I want to generate via bash script.
The desired output should be something like this:
0.00.0
0.00.00
0.00.01
...
1.26.0
1.26.00
1.26.01
1.26.02
...
0.00.0_a
...
0.00.0_z
0.00.00_a
...
0.00.01_a
...
9.99.99_z
...
0.00.0_aa
...
0.00.00_aa
...
1.26.99_zz
...
9.99.99_zz
I find this:
printf "%03d\n" {0..999}
But with this script output is:
000
001
002
...
997
998
999
So, how to modify this script to get my desired output?
Concatenate multiple brace expansions to build their cartesian product. That is, to generate 00 01 ... 99
you can write {0..9}{0..9}
. Since bash 4.0 you can also write {00..99}
. This only works for numbers. For letters, you still have to write {a..z}{a..z}
.
For the single 0
in 0 00 01 02 ... 99
you can nest brace expansions like so: {0,{00..99}}
. Same goes for the missing letters where we use the empty string: {,{a..z}}
.
WARNING: The following commands take up a lot of memory. The output might be "only" around 750 MB on disk but the running bash processes used more than 16 GB memory for me. If you have insufficient memory/swap the command might just get killed (if you are lucky) or your system freezes, requiring you do a hard reboot.

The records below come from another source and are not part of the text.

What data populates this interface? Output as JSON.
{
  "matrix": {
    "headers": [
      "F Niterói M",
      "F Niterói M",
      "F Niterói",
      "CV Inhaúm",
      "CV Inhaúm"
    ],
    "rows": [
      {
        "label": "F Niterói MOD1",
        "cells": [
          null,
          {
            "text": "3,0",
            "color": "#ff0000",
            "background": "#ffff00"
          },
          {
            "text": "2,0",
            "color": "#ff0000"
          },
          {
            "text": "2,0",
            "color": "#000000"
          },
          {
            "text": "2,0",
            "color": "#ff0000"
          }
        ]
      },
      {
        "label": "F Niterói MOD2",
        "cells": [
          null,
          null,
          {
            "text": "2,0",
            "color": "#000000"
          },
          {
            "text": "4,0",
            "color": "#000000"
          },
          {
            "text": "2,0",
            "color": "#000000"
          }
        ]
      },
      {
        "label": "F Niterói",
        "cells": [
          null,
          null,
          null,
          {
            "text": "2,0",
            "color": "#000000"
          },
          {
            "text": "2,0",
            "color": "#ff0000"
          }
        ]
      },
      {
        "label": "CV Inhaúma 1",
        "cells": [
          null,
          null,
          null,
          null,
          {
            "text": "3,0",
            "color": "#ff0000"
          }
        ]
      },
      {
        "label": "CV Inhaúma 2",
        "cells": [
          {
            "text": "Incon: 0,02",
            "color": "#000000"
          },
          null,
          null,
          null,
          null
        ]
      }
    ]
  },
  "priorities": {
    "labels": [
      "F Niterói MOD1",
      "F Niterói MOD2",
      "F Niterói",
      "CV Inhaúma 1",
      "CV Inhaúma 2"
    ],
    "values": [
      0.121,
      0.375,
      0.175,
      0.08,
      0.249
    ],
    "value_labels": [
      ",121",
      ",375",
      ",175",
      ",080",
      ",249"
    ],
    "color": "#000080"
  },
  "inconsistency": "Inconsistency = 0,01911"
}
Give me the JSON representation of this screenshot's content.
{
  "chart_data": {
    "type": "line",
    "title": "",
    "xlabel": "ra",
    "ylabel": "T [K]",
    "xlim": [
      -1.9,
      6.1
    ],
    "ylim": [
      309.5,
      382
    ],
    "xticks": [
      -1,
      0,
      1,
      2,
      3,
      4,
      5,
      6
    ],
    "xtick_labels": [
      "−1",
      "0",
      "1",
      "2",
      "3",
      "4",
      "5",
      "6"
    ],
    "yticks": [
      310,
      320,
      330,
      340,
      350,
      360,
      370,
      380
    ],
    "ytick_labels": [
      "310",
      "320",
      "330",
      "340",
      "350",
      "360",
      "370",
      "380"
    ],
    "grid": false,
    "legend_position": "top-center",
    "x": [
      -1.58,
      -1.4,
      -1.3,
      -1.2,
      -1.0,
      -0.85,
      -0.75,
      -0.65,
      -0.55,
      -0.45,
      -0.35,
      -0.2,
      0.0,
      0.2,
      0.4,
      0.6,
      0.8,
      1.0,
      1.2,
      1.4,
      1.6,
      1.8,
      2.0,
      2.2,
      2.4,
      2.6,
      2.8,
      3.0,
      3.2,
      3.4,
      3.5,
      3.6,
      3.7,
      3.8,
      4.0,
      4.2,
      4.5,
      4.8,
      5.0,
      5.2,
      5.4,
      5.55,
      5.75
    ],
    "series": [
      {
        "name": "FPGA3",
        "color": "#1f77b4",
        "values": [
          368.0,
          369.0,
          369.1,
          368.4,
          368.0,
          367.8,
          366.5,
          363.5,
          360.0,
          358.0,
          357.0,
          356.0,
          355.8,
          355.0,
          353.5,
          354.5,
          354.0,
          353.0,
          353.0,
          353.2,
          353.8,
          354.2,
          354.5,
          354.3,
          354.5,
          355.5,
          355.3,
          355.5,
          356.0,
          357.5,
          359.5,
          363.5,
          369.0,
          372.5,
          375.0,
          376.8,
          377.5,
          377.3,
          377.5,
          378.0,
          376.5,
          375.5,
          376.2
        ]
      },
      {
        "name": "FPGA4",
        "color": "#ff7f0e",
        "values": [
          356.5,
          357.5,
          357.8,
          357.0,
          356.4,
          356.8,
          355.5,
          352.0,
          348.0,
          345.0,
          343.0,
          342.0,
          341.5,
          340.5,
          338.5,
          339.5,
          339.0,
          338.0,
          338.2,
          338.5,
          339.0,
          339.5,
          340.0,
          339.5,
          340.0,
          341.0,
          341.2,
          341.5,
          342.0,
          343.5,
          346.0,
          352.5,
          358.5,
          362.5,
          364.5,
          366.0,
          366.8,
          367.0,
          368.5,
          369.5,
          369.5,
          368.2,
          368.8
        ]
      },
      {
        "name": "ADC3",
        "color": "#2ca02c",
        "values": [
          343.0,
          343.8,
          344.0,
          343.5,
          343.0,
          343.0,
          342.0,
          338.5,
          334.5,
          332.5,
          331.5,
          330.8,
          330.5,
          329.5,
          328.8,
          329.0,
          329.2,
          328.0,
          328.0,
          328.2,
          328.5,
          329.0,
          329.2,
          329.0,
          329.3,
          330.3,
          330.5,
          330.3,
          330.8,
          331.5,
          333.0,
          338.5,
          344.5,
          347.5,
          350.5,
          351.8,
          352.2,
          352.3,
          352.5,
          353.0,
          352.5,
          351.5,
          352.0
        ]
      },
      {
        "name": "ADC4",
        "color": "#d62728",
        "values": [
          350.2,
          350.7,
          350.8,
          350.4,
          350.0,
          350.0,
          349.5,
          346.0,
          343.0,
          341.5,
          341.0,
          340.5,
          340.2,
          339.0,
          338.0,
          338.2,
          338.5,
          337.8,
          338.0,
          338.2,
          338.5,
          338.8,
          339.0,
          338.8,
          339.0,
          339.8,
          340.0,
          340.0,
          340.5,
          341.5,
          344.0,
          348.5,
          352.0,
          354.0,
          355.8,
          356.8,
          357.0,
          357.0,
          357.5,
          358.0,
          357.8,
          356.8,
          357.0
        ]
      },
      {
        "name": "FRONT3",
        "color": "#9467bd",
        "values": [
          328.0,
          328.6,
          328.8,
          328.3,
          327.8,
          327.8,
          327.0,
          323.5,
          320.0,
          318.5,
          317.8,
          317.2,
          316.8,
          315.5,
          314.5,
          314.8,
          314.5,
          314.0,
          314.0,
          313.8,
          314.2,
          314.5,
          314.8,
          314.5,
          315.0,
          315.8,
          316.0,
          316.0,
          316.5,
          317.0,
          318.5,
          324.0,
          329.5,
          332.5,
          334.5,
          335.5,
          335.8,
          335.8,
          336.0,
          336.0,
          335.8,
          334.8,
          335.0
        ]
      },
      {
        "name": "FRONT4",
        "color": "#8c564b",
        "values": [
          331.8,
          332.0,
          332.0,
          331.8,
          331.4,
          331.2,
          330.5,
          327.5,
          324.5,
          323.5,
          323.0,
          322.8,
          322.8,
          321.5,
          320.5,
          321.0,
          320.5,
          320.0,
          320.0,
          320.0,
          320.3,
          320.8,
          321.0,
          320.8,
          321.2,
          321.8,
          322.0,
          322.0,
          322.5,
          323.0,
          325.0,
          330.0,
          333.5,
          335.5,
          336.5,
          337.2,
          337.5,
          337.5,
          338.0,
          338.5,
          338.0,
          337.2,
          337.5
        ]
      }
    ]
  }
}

For a better solution, see the end of this answer.
Now lets put everything together:
printf %s\\n {0..9}.{00..99}.{0,{00..99}}{,_{,{a..z}}{a..z}} > outputFile
This brace expansion generates 71'003'000 lines, printing them to stdout would take ages, so we redirected the output to the file outputFile
instead. You can confirm that this generates at least the lines from your example by running grep -Fxf exampleAsAFile outputFile
. Alternatively, run this simplified command where we replaced 0..9
by 0..1
and a..z
by a..b
, then inspect the result manually:
printf %s\\n {0..1}.{0..1}{0..1}.{0,{0..1}{0..1}}{,_{,{a..b}}{a..b}}
Even though we just generated all the required lines, the order is different from your example. To adapt the order you could run the result through a Schwartzian transform sort
, but that would be a waste of ressources. Instead you can use multiple brace expansions such that everything is generated in the right order:
printf %s\\n \
{0..9}.{00..99}.{0,{00..99}} \
{0..9}.{00..99}.{0,{00..99}}_{a..z} \
{0..9}.{00..99}.{0,{00..99}}_{a..z}{a..z} \
> outputFile
To reduce the memory footprint you can split off a prefix into a for
loop. Where exactly to split depends on your preference and system. Less braces in the loop means more memory but faster execution (as long as you have enough memory). More braces in the loop means slower execution but less memory (as long as the prefix is shorted than half of the brace expansion; making it longer will have only negative effects).
# use only if order doesn't matter.
# takes 1m30s and 24 MB of memory
for prefix in {0..9}.{00..99}; do
printf "$prefix.%s\n" {0,{00..99}}{,_{,{a..z}}{a..z}}
done > outputFile
or
# takes 2m and 24 MB of memory
for prefix in {0..9}.{00..99}; do
printf "$prefix.%s\n" {0,{00..99}} >> part1
printf "$prefix.%s\n" {0,{00..99}}_{a..z} >> part2
printf "$prefix.%s\n" {0,{00..99}}_{a..z}{a..z} >> part3
done
cat part{1..3} > outputFile